Broughton River Catchment
The Broughton Catchment is located in the Mid North of South Australia, approximately 130 kilometres north of Adelaide. It is the major drainage system of the district and covers around 5761 square kilometres.
The Broughton River system is in a semi-arid climatic zone so watercourse flow is highly variable. The catchment supplies good quality water for agricultural, urban, domestic and industrial uses, leading to significant social and economic benefits for the district.
Former Northern and Yorke Water Officer Jennifer Munro said land and water within the catchment was used for a wide range of purposes including dryland agriculture, irrigated vineyards, forests and conservation.
“The river system in the Broughton catchment supports a wide variety of riverine environments, from ephemeral channels to continuously flowing watercourses,’’ she said.
Sub-catchments within the Broughton catchment include the Hutt & Hill Rivers, Booborowie and Baldry Creeks, Freshwater and Bundaleer Creeks, Yackamoorundie Creek, Rocky River, Crystal Brook Creek and the Lower and Mid Broughton River.
Within the catchment, two large reservoirs – Beetaloo and Bundaleer – provide back up for the main supply of town water from the River Murray.
A River Management Plan for the Broughton Catchment published in 2004 reported that native vegetation had been modified on more than 90 per cent of the watercourses surveyed and was lacking or highly degraded along more than half of the watercourses.
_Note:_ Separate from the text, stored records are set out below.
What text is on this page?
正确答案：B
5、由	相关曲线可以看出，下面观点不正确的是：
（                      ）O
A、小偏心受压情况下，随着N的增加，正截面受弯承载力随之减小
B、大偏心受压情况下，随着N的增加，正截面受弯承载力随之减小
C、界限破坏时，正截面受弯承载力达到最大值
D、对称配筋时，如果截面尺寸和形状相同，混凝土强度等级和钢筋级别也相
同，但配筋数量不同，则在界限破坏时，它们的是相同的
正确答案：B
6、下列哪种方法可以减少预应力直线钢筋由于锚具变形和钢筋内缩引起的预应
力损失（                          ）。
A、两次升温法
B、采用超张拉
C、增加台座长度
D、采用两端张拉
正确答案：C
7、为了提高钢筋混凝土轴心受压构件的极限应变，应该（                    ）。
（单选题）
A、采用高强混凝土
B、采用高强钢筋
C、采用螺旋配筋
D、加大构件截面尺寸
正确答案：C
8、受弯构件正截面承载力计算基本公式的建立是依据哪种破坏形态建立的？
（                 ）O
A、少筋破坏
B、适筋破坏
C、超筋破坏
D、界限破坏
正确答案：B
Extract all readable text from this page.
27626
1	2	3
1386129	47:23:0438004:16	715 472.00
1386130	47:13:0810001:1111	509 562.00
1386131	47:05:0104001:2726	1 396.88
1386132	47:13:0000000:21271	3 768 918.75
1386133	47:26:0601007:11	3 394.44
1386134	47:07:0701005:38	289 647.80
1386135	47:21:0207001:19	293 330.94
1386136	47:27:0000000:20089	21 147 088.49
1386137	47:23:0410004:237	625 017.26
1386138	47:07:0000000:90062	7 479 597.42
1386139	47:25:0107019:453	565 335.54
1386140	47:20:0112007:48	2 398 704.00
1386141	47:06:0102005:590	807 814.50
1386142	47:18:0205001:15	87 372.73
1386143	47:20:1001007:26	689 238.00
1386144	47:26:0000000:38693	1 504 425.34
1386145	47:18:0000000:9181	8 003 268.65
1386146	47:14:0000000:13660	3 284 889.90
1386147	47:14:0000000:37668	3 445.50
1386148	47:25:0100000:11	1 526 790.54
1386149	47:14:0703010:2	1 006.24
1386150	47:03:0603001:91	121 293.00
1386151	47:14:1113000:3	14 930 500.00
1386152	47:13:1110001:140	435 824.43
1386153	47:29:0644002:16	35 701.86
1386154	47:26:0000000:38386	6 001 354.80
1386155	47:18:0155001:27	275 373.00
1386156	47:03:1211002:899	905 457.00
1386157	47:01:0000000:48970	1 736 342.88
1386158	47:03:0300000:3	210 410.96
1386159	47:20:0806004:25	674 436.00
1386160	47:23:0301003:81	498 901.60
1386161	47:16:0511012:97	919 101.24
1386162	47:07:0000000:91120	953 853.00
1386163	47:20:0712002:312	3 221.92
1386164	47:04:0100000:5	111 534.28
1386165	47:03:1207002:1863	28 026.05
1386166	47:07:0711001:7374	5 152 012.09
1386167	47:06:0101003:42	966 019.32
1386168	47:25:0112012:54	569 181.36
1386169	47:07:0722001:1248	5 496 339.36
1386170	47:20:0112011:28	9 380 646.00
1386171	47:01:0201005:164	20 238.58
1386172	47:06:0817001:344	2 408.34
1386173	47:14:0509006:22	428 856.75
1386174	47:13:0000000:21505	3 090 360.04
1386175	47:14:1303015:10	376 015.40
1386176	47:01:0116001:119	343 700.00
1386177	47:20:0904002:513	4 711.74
‘’Native vegetation plays a crucial role in preventing erosion, trapping sediment and pollutants and providing food and habitat – all critical elements for maintaining water quality and river health,’’ Ms Munro said.
“The catchment has several areas that are in near natural condition that have tremendous recreational, community and ecological value. Protecting and enhancing these key assets is a priority.‘’
These areas include Appila Springs, Mary Springs, the Broughton River near Yacka and lignum swamp habitats along lower Broughton River.
The main threats to water quality and river health in the Broughton catchment include clearing of native vegetation; cropping and grazing pressure around river banks; invasion by exotic plants; channel modification; and altered flow regimes.
“Watercourse conditions in the Broughton catchment vary considerably from near natural to highly degraded. When a watercourse is highly degraded it can have a major impact on the biodiversity and ecological value of the river and its floodplains, wetland and estuarine systems as well as its future capacity to support the needs of the community and the environment.”
The health of fish and frog populations in the system is reduced by a number of factors, including habitat degradation, lack of flow events suitable for breeding and migration, predation and competition from introduced species, man-made barriers to migration, and poor water quality. In terms of fish ecology, the Broughton River system is in a fair to poor condition.
‘’The natural water regime of the Broughton River system has been modified by dams, weirs, reservoirs, bores and levee banks,” Ms Munro said.
“Restoring the entire river system to its pre-European settlement condition is outside the scope of management for the Broughton River system. But we can focus our rehabilitation efforts on returning the system’s vegetation, structure, hydrology and water quality to a ‘natural’ state where possible.
“Maintaining permanent flows and pools in the river system is crucial to ensure populations are able to disperse, recruit, rebuild and survive drying phases. Without them there could be localised species loss.”
The catchment is managed in accordance with The River Management Plan for the Broughton River Catchment which was published in 2004.
The Northern and Yorke Landscape Board is reviewing this plan and is calling for help from the community, landholders and volunteers.
‘’This plan identified many of the natural assets in our catchment as well as their main threats. We’re now looking for confirmation from the community as to whether this information still holds true,’’ Ms Munro said.
“Catchment care is an ongoing responsibility and we’re encouraging people to continue to protect and preserve through the Four Catchments project.”
The Four Catchments project, which was launched in 2012, encourages landholders, community groups and volunteers to take an active role in identifying the priorities for long term management by contributing to an action plan for the Broughton River catchment. An initial workshop was held at Bowman Park in April 2014 to discuss river care issues, review assets and identify threats and priorities.
The project also includes targeted on-ground works including revegetation, weed management and fencing.
“The Four Catchments project is a great chance for people to help develop a sustainable and practical action plan for their catchment – a plan that protects the needs of the community, landholders and the environment,” Ms Munro said.
“It’s also a chance for people to find out what they can do on their own properties or in their community to help look after our catchments.”